The kinetic energy is the energy at a given point in time
E = 0.5*m*v*v
So it takes into account the mass of the moving body and the velocity at which it is moving.
In relation to a varying g, g is a vector and gives the acceleration due to gravity at a given point from the centre of a mass.
I think what you might be getting at is a problem whereby, for example:
A mass of 2000kg is moving at 10ms-2 away from the surface of the earth. How high will it get.
The equation V= - GM/r should be used here where V is the potential energy at a given point. It's a negative value as it is defined as the energy required toraise a mass from infinity to that distance (r) from the centre of a mass (M)
To answer it, the mass which is moving from the earth's surface has E=0.5*m*v*v which is equal to 100000J
It therefore has 100000J to "spare" (neglect air resistance and all that malarkey)
V=-GM/r
V = the energy at the earth's surface
G = gravitational constant
M = mass of the central object, in this case the earth's mass = 6x10^24kg
r = distance from the centre of the object (at earth's surface, = earth's radius = 6.4x10^6m)

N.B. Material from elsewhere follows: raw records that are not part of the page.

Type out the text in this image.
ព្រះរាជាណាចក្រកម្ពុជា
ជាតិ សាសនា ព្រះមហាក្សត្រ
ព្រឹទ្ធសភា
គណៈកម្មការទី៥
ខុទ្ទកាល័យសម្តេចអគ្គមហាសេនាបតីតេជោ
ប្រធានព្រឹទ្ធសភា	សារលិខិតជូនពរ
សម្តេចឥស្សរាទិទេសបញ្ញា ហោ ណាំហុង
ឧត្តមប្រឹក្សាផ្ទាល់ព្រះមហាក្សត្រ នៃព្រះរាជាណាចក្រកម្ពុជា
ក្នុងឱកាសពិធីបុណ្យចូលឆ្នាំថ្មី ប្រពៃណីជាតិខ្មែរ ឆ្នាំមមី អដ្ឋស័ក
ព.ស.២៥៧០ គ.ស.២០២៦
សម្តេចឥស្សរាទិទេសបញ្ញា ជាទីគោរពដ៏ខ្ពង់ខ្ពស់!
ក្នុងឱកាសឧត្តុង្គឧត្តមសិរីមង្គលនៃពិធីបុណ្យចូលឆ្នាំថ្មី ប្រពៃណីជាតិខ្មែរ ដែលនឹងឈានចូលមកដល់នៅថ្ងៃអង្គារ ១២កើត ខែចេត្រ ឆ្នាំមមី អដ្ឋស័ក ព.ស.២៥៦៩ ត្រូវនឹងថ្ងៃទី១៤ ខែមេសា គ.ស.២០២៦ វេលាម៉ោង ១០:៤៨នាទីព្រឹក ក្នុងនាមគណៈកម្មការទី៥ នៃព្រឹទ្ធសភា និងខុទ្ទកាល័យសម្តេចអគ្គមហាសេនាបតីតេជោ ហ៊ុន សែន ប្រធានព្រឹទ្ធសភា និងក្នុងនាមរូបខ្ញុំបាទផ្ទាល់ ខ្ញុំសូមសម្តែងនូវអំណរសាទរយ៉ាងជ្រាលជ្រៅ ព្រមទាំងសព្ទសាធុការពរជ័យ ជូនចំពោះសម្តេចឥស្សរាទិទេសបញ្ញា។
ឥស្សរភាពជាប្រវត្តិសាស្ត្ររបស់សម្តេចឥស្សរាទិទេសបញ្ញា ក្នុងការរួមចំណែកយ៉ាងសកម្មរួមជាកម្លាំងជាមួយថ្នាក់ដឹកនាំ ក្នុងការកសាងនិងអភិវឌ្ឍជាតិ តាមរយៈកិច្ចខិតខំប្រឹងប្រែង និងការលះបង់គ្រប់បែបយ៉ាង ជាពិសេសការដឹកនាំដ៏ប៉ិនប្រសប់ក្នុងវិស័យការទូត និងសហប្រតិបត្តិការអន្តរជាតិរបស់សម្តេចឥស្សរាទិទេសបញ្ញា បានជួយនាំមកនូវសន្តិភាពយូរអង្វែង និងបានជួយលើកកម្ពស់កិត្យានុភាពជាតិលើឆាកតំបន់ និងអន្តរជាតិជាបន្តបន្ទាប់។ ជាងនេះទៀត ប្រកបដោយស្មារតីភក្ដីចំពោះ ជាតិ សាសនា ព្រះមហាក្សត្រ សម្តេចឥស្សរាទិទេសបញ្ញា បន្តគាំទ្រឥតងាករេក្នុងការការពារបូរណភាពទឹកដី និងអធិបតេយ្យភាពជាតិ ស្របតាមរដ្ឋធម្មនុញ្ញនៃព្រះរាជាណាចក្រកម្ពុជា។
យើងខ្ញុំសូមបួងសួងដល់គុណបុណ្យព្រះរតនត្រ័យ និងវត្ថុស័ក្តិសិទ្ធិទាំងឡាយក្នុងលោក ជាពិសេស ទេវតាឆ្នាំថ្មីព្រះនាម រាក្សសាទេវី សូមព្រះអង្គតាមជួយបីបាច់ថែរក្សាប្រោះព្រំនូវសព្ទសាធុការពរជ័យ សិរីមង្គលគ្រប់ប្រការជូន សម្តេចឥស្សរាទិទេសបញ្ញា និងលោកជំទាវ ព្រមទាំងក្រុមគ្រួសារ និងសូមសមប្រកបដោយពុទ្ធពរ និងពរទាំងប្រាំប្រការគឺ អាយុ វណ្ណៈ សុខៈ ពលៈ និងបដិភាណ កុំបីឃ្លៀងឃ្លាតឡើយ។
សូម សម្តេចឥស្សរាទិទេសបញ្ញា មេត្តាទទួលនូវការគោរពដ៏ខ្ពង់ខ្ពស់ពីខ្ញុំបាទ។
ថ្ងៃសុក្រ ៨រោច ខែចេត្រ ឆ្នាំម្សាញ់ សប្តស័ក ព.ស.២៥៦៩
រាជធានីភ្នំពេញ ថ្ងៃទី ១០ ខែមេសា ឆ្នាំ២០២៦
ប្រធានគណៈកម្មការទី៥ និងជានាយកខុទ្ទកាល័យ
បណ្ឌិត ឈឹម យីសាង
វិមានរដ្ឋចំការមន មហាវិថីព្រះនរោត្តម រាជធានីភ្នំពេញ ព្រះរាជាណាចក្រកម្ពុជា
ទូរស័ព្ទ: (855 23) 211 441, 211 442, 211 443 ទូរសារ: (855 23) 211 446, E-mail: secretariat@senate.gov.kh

So at the surface, energy = GM/r = 62531250J
And the energy being lost in this direction is the kinetic energy, = 100000J
So final energy = 62531250J - 100000J = 62431250J
From the same equation, the final distance away from the centre is found to be:
V = -GM/r
62431250 = -(G x 6x10^24) / r
So, r = (G x M)/62431250
r = 6410251m
This distance is from the centre of the earth, so distancemoved = this distance minus the "centre to surface" distance, equal to
d = 6410251 - 6400000
d = 10251m